While it doesn’t matter so much in the case of Joe Clark and his true colours, least of all to him, it does matter in the broader political arena. If our leaders eschew any thoughtful comment outside their ideological platform as not only a nuisance, but in fact stupid, it becomes …well…it becomes at best our Canadian parliament’s present credibility problems, and at worst Donald Trump. How can anyone understand  and represent the country if they don’t understand and represent the country in its broadest sense, in all its diversity of culture and geographics AND opinion?

I ramble on, and I suppose in writing this I’m giving an opinion, even a strong one. But I would welcome a conversation about it, would in fact reconsider Joe and that question of colour, if someone presented a stimulating argument, a new insight, a reasoned comment. That would be real debate, that would be a nice change.

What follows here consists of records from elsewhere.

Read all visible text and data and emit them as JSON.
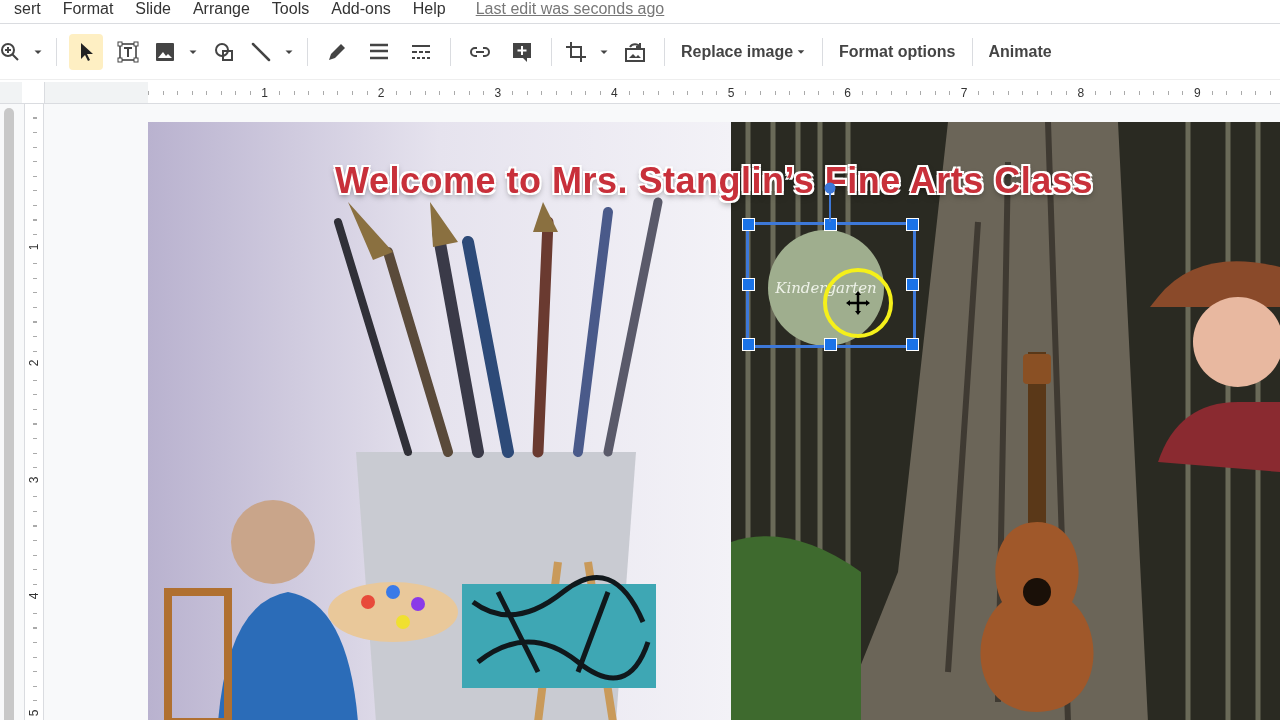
{
  "menu": {
    "items": [
      "sert",
      "Format",
      "Slide",
      "Arrange",
      "Tools",
      "Add-ons",
      "Help"
    ],
    "last_edit": "Last edit was seconds ago"
  },
  "toolbar": {
    "groups": [
      [
        {
          "kind": "zoom",
          "selected": false,
          "dropdown": true
        }
      ],
      [
        {
          "kind": "select",
          "selected": true,
          "dropdown": false
        },
        {
          "kind": "textbox",
          "selected": false,
          "dropdown": false
        },
        {
          "kind": "image",
          "selected": false,
          "dropdown": true
        },
        {
          "kind": "shape",
          "selected": false,
          "dropdown": false
        },
        {
          "kind": "line",
          "selected": false,
          "dropdown": true
        }
      ],
      [
        {
          "kind": "pen",
          "selected": false,
          "dropdown": false
        },
        {
          "kind": "weight",
          "selected": false,
          "dropdown": false
        },
        {
          "kind": "dash",
          "selected": false,
          "dropdown": false
        }
      ],
      [
        {
          "kind": "link",
          "selected": false,
          "dropdown": false
        },
        {
          "kind": "comment",
          "selected": false,
          "dropdown": false
        }
      ],
      [
        {
          "kind": "crop",
          "selected": false,
          "dropdown": true
        },
        {
          "kind": "reset",
          "selected": false,
          "dropdown": false
        }
      ]
    ],
    "buttons": [
      {
        "label": "Replace image",
        "dropdown": true
      },
      {
        "label": "Format options",
        "dropdown": false
      },
      {
        "label": "Animate",
        "dropdown": false
      }
    ]
  },
  "ruler": {
    "horizontal": [
      "1",
      "2",
      "3",
      "4",
      "5",
      "6",
      "7",
      "8",
      "9"
    ],
    "vertical": [
      "1",
      "2",
      "3",
      "4",
      "5"
    ]
  },
  "slide": {
    "title": "Welcome to Mrs. Stanglin’s Fine Arts Class",
    "logo": {
      "text": "Kindergarten",
      "selected": true
    }
  }
}
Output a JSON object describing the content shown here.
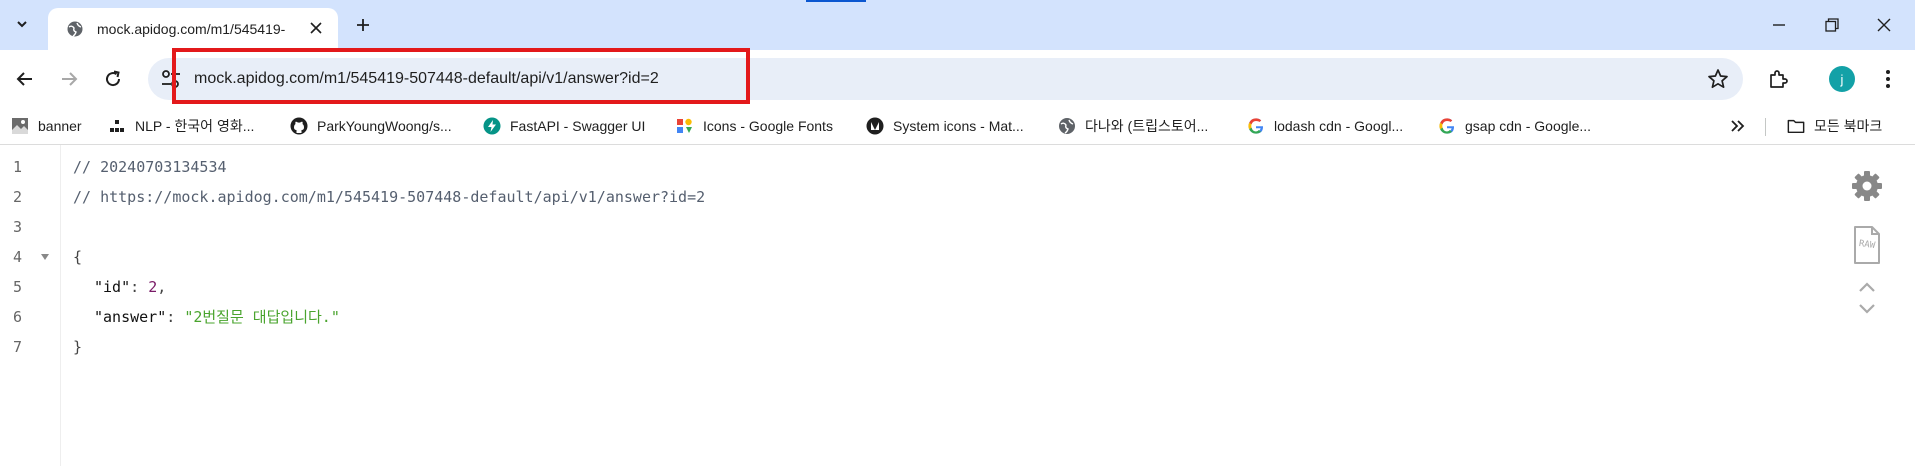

One thought on “A Question of Colour

  1. I wish I could offer you a contrary opinion, something to debate, but I find I agree. I appreciated your thoughts on how, at least in reading, we can secretly open our minds and consider other opinions. Strange, but true, that open-mindedness is a condition best kept in the closet; we people so love our labels (the simpler the better, reduce everything to binaries!) that to be multi-coloured is an impossible, even dangerous identity to assume, while being transparent is to be invisible, simply non-existant. Thus, we have few choices, and Old Joe was probably best described as Tory Red rather than True Blue… a remarkable feat, to pull off an identity that transgressed boundaries. Should we all live so well.